The gift deed being not a contingent gift or a gift for life interest or gift of property on happening neither of certain event, nor of the property in future the possession of corpus being made the gift is complete. Any such condition even if it were in derogation with the absolute enjoyment of rights of ownership by the donees, must be held to be void and not the gift. Moreover, the document mark-A cannot be read into evidence being inadmissible in evidence as the same has not been proved in accordance with law.
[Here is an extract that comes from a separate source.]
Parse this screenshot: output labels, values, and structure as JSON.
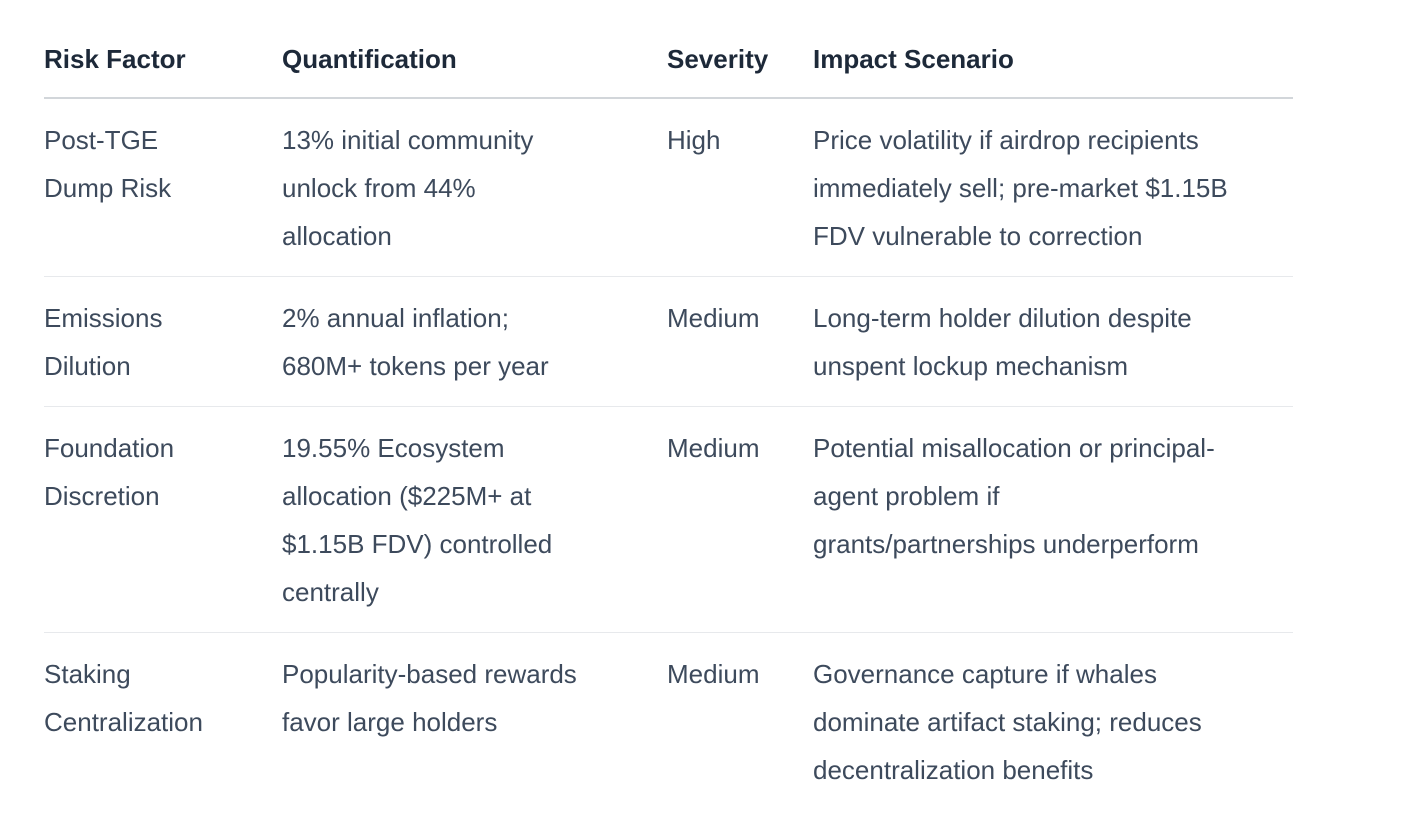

A gift does not become void on account of an invalid condition. Accordingly, when an arrangement is entered into between a father-in-law and daughter-in-law in regard to their respective rights, subsequent to the execution of registered gift deed but the fact that the property was already conveyed on the basis of registered gift deed and does not become void for any subsequent- conditions. 22 The Courts below on appreciation of evidence have recorded a finding of fact that delivery of possession has been proved and Jani was cultivating the suit land as licensee through respondent and the appellants have failed to lead any rebuttal evidence in this regard. 23 In view of the aforesaid, I find no merit in the arguments advaaced by the learned counsel for the appellants. No substantial question of law, as argued, arises in this appeal.